In the description of the building of the networks it would be useful to have more information on the actual weighting used in the networks. Moreover it seems unlikely that networks without any reticulation were obtained using a 7 STR system unless the threshold was reduced significantly which could cause many probable links to disappear and any conclusion obtained should be cautiously inferred. Information on that would also be useful. The authors mention that the age estimates obtained in network were confirmed by BATWING, although they do not describe the assumptions in those analyses. Moreover a table of age estimates of the calculated clades would be useful comparing both methods.

Minor points:

The terms "stained" and "unstained" when referring to presence or absence of genetic input from one population into another seem highly inappropriate. Could the authors please rephrase it?

It is not clear if the classification of the Hainan aborigines is strictly linguistic or ethnic. The authors should make it clear in the introduction.

The nature of the referred resemblances between Hainan aborigines and Malaysians is not clear and there is no reference to it.

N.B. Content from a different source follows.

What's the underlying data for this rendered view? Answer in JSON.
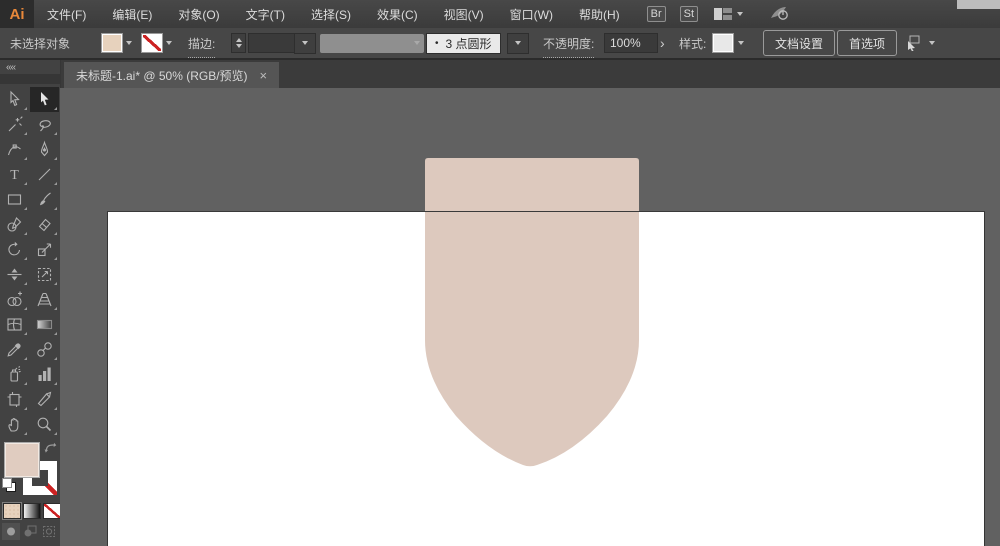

As the authors point out in the introduction "time and route of expansion of modern humans into eastern Asia remains controversial", so what are exactly the bases for the expansions (arrows) in figure 1? Moreover the position of Taiwan "rather far from the entrance to East Asia" is not entirely clear due to the same reasoning.

The reference to the frequency of O3 in Taiwanese populations should be an available published one (Capelli et al.2001?). Additionally the frequency of O3 diverges greatly between Taiwanese groups and at least a minimum and maximum value should be mentioned.

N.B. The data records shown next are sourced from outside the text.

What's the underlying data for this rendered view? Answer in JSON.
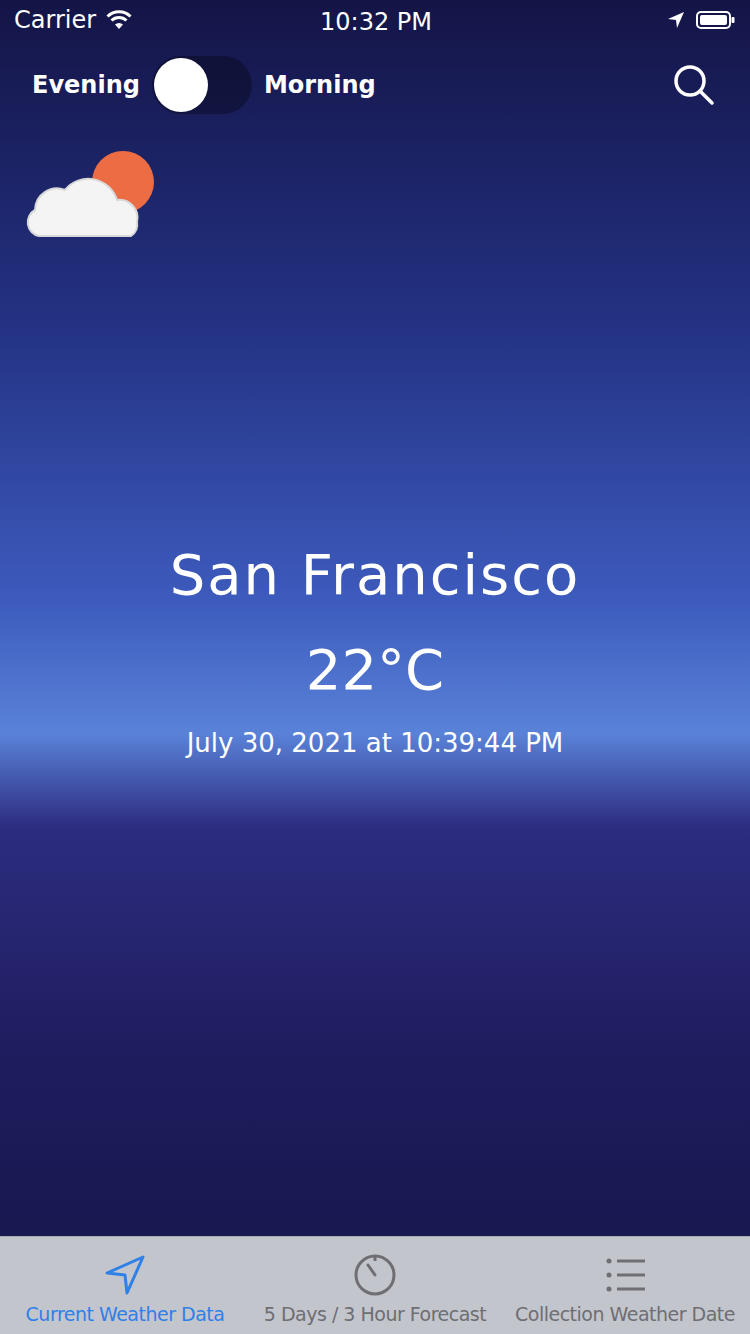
{
  "status_bar": {
    "carrier": "Carrier",
    "time": "10:32 PM"
  },
  "mode_toggle": {
    "left_label": "Evening",
    "right_label": "Morning",
    "on": false
  },
  "weather": {
    "city": "San Francisco",
    "temperature": "22°C",
    "updated": "July 30, 2021 at 10:39:44 PM"
  },
  "tabs": [
    {
      "label": "Current Weather Data",
      "selected": true,
      "kind": "location"
    },
    {
      "label": "5 Days / 3 Hour Forecast",
      "selected": false,
      "kind": "timer"
    },
    {
      "label": "Collection Weather Date",
      "selected": false,
      "kind": "list"
    }
  ]
}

The Ice Age peak in East Asia and Southeast Asia is not between 12 and 14 thousand years as mentioned, but before. At that time the sea level was rising and a significant tract of land in South China-Southeast Asia was already drowned.

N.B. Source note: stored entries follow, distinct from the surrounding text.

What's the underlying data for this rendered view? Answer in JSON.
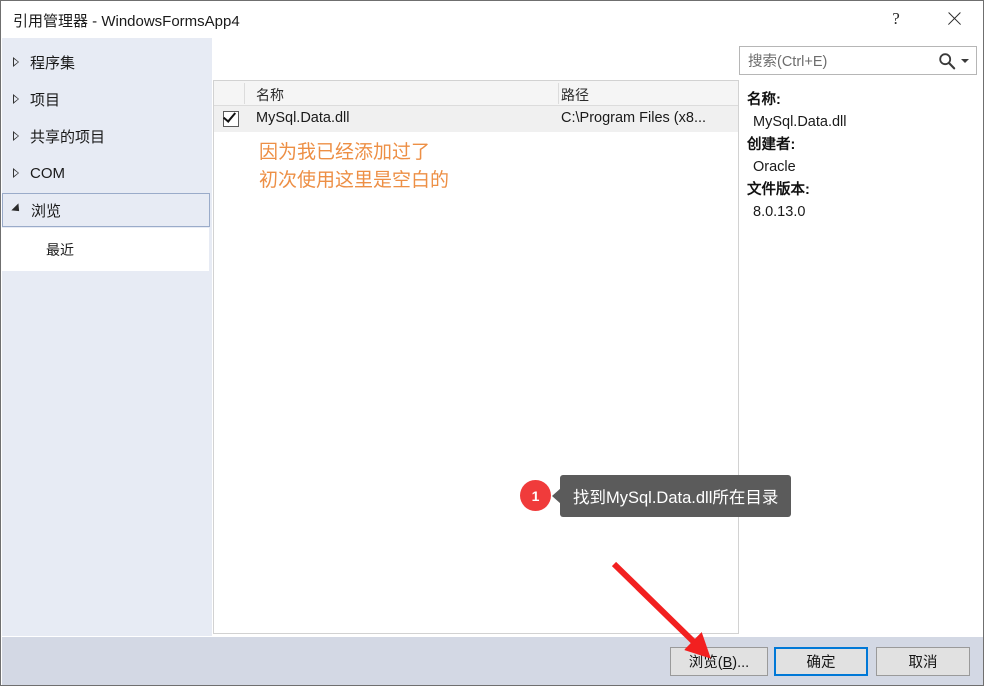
{
  "window": {
    "title": "引用管理器 - WindowsFormsApp4",
    "help_icon": "question-mark-icon",
    "close_icon": "close-icon"
  },
  "sidebar": {
    "items": [
      {
        "label": "程序集",
        "expanded": false,
        "selected": false
      },
      {
        "label": "项目",
        "expanded": false,
        "selected": false
      },
      {
        "label": "共享的项目",
        "expanded": false,
        "selected": false
      },
      {
        "label": "COM",
        "expanded": false,
        "selected": false
      },
      {
        "label": "浏览",
        "expanded": true,
        "selected": true
      }
    ],
    "child": {
      "label": "最近"
    }
  },
  "search": {
    "placeholder": "搜索(Ctrl+E)",
    "value": "",
    "icon": "search-icon",
    "dropdown_icon": "chevron-down-icon"
  },
  "list": {
    "columns": [
      "名称",
      "路径"
    ],
    "rows": [
      {
        "checked": true,
        "name": "MySql.Data.dll",
        "path": "C:\\Program Files (x8..."
      }
    ],
    "annotation": "因为我已经添加过了\n初次使用这里是空白的",
    "annotation_color": "#ed8f45"
  },
  "details": {
    "entries": [
      {
        "key": "名称:",
        "value": "MySql.Data.dll"
      },
      {
        "key": "创建者:",
        "value": "Oracle"
      },
      {
        "key": "文件版本:",
        "value": "8.0.13.0"
      }
    ]
  },
  "callout": {
    "number": "1",
    "text": "找到MySql.Data.dll所在目录",
    "badge_color": "#f03b3b",
    "bubble_color": "#5b5b5b",
    "arrow_color": "#f22020"
  },
  "footer": {
    "browse_label": "浏览(B)...",
    "browse_accel": "B",
    "ok_label": "确定",
    "cancel_label": "取消",
    "focus_color": "#0078d7"
  }
}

Could the authors rephrase vague sentences like "quite a long time" (abstract) and "really old haplogroup" (results and discussion)?

The general Figure 1 legend ("Geographic distributions of the Hainan Island and the Hainan aborigines") does not make sense. Could the authors rephrase it?

In the age estimates the authors referred to population ages when they are referring to the age of clades. As a suggestion the authors could round the values to multiples of 100 or at least of 10 instead of placing the precise value.

Some minor corrections:
...and lay on one of the ways... instead of ... and lay in one of the ways... (page 4)
...have remained isolated... instead of ...have kept isolated... (page 4)
... cannot... instead of ... can not... (page 5 and 8)
...genetic studies... instead of "...genetics studies..." (page 10 and 11)
There is a missing space in ...Network4.201."

Reference:
Capelli, C, Wilson, JF, Richards, M, Stumpf, MPH, Gratrix, F, Oppenheimer, S, Underhill, P, Pascali, VL, Ko, T-M, Goldstein, DB. 2001. A predominantly indigenous paternal heritage for the Austronesian-speaking peoples of insular Southeast Asia and Oceania. American Journal of Human Genetics 68:432-443.